The study was published online January
8, 2020 in The BMJ. It is a follow-up and extension of a 2018 study, which
found that following these habits increased overall life expectancy.
“Previous studies have found that
following a healthy lifestyle improves overall life expectancy and reduces risk
of chronic diseases such as diabetes, cardiovascular disease, and cancer, but few
studies have looked at the effects of lifestyle factors on life expectancy free
from such diseases,” said first author Yanping Li senior
research scientist in the Department of Nutrition. “This study provides strong
evidence that following a healthy lifestyle can substantially extend the
years a person lives disease-free.”
The researchers looked at 34 years of
data from 73,196 women and 28 years of data from 38,366 men participating in,
respectively, the Nurses’ Health Study and the Health Professionals Follow-up
Study. Healthy diet was defined as a high score on the Alternate Healthy Eating
Index; regular exercise as at least 30 minutes per day of moderate to vigorous
activity; healthy weight as a body mass index of 18.5-24.9 kg/m2; and moderate
alcohol intake as up to one serving per day for women and up to two for men.

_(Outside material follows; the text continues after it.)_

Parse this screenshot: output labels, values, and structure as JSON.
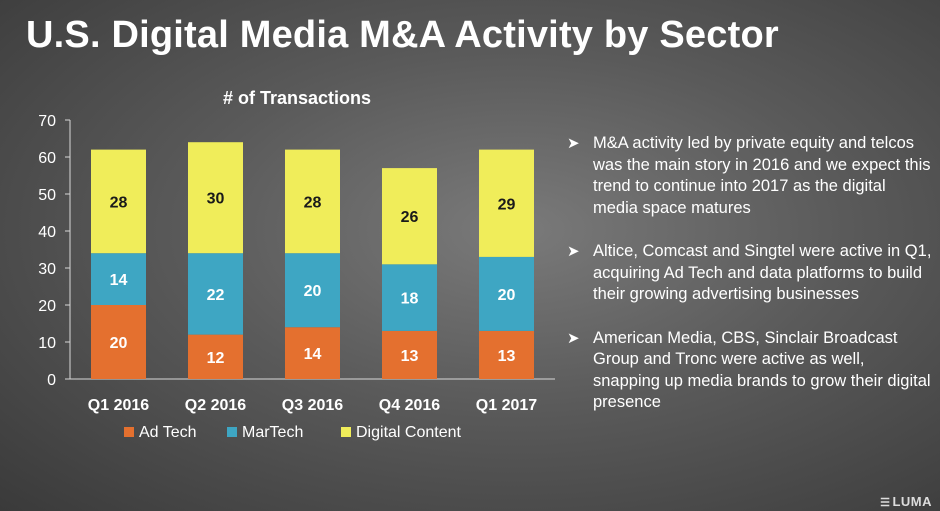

They found that women who practiced four or five of the healthy habits at age 50 lived an average of 34.4 more years free of diabetes, cardiovascular diseases, and cancer, compared to 23.7 healthy years among women who practiced none of these healthy habits. Men practicing four or five healthy habits at age 50 lived 31.1 years free of chronic disease, compared to 23.5 years among men who practiced none. Men who were current heavy smokers, and men and women with obesity had the lowest disease-free life expectancy.